By way of comparison, Nottingham Forest spent £165million on transfers and £145m on wages after they were promoted at the same time.


So what of PSR?

The Athletic wrote in January that the club passed PSR requirements. As the accounts show, Fulham still need the support of owner Khan and most of their revenue goes out on wages.

On the face of it, you would think Fulham made a clear breach of the rules. Their losses over the past three years amounted to £176.6m. Fulham’s PSR loss limit for the past three seasons was £83m (there are different loss allowances in the Premier League, where it’s £35m per season, and the Championship, £13m, so Fulham’s two seasons in the Premier League and one in the second tier equal £83m).

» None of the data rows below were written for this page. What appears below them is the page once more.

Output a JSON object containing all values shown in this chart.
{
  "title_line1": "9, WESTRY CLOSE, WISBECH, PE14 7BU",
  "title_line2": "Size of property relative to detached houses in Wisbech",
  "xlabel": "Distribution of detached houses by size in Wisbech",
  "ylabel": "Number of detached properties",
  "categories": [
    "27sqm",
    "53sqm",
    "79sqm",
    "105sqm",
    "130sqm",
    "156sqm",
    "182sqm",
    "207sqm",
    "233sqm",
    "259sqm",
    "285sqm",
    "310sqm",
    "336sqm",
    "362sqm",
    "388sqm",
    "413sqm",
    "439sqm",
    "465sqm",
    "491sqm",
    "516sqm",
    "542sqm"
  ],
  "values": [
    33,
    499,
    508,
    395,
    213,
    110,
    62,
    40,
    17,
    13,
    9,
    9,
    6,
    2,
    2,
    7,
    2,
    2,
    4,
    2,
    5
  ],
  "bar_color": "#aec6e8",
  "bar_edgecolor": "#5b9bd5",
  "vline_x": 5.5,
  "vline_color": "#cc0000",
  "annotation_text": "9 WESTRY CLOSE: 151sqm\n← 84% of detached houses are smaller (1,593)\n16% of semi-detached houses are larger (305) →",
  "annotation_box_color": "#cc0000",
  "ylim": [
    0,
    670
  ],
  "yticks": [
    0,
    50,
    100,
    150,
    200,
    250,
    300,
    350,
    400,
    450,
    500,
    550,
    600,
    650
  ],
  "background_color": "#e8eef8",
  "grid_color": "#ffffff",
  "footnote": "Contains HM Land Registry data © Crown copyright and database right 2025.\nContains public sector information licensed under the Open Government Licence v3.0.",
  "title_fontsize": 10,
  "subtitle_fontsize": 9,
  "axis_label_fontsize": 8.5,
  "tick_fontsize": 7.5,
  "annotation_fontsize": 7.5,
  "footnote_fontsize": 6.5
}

But that loss figure can be cut down. First, the impact of the Covid-19 pandemic is factored in. That led to the accounting periods for 2019-20 and 2020-21 being merged, so Fulham’s losses averaged out to £71.7m for 2019-21 (which is the figure used instead of the £93.5m loss on the accounts for 2020-21). Fulham also claimed £20.9m in ‘Covid clawbacks’ in 2021 — financial impairments caused by a depressed transfer market and loss of other income streams. The club’s spending on the Riverside Stand, as well as academy spending and on their women’s team, is also deducted.

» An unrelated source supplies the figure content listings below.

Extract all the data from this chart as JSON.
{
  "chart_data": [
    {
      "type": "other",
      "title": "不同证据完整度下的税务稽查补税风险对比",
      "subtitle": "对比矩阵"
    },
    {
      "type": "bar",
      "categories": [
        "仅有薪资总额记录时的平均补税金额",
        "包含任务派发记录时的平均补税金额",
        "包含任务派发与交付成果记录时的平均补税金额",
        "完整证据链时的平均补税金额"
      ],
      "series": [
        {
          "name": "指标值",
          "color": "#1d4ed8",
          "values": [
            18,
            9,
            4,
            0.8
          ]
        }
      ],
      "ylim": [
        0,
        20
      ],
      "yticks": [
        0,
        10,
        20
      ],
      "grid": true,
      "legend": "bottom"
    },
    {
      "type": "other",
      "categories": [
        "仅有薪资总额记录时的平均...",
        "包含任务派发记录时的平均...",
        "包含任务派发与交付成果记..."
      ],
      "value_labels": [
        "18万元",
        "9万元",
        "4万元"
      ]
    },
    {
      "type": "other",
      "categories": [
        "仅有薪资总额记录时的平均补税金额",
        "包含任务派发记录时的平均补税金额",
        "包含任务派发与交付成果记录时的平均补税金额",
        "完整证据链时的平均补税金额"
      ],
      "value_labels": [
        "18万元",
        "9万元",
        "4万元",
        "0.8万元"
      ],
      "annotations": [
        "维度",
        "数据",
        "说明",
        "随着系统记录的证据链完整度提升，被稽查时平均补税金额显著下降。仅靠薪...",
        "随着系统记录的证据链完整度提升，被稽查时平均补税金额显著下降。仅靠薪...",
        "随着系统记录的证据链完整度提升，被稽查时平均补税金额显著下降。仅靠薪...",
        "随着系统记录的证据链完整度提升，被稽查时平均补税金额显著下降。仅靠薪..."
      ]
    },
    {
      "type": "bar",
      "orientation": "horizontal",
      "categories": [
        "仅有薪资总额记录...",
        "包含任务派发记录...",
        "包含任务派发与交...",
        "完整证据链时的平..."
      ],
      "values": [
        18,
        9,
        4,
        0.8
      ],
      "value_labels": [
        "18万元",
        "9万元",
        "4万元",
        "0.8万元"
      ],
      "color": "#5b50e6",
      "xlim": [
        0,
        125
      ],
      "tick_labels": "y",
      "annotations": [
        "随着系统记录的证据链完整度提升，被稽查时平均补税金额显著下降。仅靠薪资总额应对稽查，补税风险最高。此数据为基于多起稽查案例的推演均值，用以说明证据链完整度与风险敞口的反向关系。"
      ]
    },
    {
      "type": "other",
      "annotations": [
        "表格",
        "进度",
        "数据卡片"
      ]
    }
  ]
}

Knowing the exact figures without guidance is not possible, but these factors indicate why there was no breach.


So what does it tell us for the future?

As mentioned above, a third straight season in the Premier League beckons and that will allow Fulham to make losses of £105million over three seasons. That should permit more breathing space from a PSR perspective.

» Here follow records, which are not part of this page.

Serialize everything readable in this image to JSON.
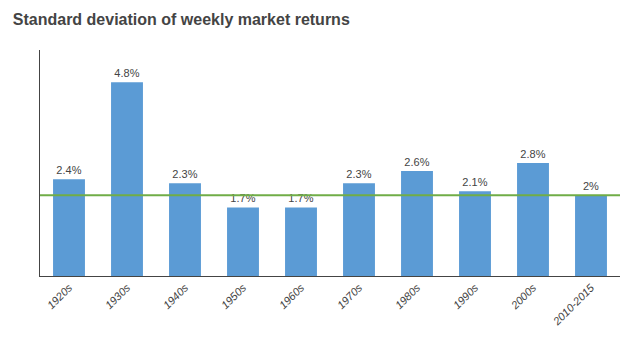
{
  "chart_data": {
    "type": "bar",
    "title": "Standard deviation of weekly market returns",
    "categories": [
      "1920s",
      "1930s",
      "1940s",
      "1950s",
      "1960s",
      "1970s",
      "1980s",
      "1990s",
      "2000s",
      "2010-2015"
    ],
    "values": [
      2.4,
      4.8,
      2.3,
      1.7,
      1.7,
      2.3,
      2.6,
      2.1,
      2.8,
      2.0
    ],
    "value_labels": [
      "2.4%",
      "4.8%",
      "2.3%",
      "1.7%",
      "1.7%",
      "2.3%",
      "2.6%",
      "2.1%",
      "2.8%",
      "2%"
    ],
    "data_labels": true,
    "color": "#5b9bd5",
    "reference_line": {
      "value": 2.0,
      "color": "#70ad47"
    },
    "ylim": [
      0,
      5.6
    ],
    "tick_labels": "x",
    "grid": false
  }
}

This current season, 2023-24, is still under £83million PSR loss limits but Fulham’s ‘net spend’ was improved by the club-record sale of Mitrovic for £45m to Al Hilal of Saudi Arabia. The accounts note that Fulham spent £71.7m on signings post-year end. Their wage bill this season will benefit from Mitrovic’s departure, the former highest earner, but will take on not only last summer’s new signings but also significant new contracts, including for Joao Palhinha, Willian and Silva. Overall, Fulham still owe other clubs £65.3m (transfer creditors) and are owed £17.8m (transfer debtors).

GettyImages 1258246075


Mitrovic was Fulham’s top earner and also their most valuable playing asset (Paul Ellis/AFP via Getty Images)

Turnover may be a similar mark, although achieving 10th again looks tricky. With a nine-point cushion to 14th, however, Fulham look at least guaranteed for a mid-table finish.

Longer term, the full opening of the new Riverside Stand, forecast for hospitality from December this year and then the hotel and members’ club from 2025, will assist next year’s accounts. Delays with the project have been a frustration, and that was evident in the accounts as the club sought damages from construction contractor Buckingham Group, which has since gone into administration.

The club will want to have more profitable player sales post-Mitrovic if they are to become a more sustainable operation longer term. Fulham’s squad is among the oldest in the Premier League. Smart trading will help make Premier League football less expensive.

The club have not made a profit since 2011. That seems unlikely to change in next year’s accounts. But their finances are trending in a better direction, and no doubt on-field performance is key to that.